Не знаю, сколько ей минуло, но ствол был в полный обхват – уже
почти каменный, как будто и неживой, однако каждую весну на одной
из веток раскрывались листья. Тебе бы понравилось.
– Вот это, я считаю, символ упорства и воли к жизни! –
кивнул Ульмер, с сомнением уточнив: – Бузина разве не
куст?
Нессель скосилась на инквизитора исподлобья, явно с трудом
удержав пренебрежительное «Городские!», однако промолчала.

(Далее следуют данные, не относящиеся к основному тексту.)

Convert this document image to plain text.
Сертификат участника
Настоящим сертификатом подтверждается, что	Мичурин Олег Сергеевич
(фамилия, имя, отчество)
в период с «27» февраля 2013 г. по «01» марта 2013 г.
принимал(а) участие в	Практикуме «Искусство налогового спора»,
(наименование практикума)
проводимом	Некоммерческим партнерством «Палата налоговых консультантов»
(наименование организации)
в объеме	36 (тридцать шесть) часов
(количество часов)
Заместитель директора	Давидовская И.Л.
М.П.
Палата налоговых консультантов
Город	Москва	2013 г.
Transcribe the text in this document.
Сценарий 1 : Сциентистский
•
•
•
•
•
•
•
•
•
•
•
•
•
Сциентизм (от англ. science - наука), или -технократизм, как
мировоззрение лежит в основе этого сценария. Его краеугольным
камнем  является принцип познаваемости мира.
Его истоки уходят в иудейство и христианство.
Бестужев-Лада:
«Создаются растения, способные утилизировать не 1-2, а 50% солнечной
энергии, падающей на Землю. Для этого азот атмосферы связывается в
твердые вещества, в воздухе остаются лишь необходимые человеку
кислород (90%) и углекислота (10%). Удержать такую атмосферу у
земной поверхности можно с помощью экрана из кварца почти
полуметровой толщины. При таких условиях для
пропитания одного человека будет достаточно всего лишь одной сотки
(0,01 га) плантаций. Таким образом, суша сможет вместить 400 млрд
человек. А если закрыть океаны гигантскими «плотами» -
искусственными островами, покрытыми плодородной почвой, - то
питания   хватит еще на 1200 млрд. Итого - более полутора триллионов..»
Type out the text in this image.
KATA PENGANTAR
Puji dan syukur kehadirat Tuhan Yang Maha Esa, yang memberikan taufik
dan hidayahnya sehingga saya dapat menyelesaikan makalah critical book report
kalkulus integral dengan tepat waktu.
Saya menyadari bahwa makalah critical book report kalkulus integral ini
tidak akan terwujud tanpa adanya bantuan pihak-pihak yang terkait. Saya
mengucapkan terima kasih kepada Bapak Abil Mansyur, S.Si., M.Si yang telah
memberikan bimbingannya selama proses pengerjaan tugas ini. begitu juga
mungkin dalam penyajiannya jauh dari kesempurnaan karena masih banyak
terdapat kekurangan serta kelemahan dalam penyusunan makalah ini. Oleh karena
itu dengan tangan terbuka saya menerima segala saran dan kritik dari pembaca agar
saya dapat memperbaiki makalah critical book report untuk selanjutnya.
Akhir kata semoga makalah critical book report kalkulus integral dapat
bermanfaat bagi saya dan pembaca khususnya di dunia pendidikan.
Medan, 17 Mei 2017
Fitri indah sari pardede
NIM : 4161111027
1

– Проповеди писать не пробовал? – не ответив, спросил
Курт с усмешкой, и Ульмер смущенно пожал плечами:
– Говорить перед толпою – не мой талант, майстер Гессе. Но
взгляните на этого великана – неужто вам самому не приходят в
голову подобные мысли?
Курт бросил взгляд на плешивую макушку старой липы и лишь молча
передернул плечами в ответ, не сказав молодому сослужителю, что
единственная мысль, пришедшая ему в голову, была вопросом о том,
как скоро истощившийся ствол треснет и кого из прохожих он
придавит, упавши поперек улицы. А размазать по земле липа могла и
небольшую компанию: на трактир, гордо отстоящий чуть в сторонке от
двухэтажных домиков, древесный старец посматривал свысока,
возвышаясь над чердачным окошком гостиничного заведения и явно
регулярно обновлявшейся вывеской с лебедем на волне и чуть
кривоватой надписью «Шваненбайн»[13].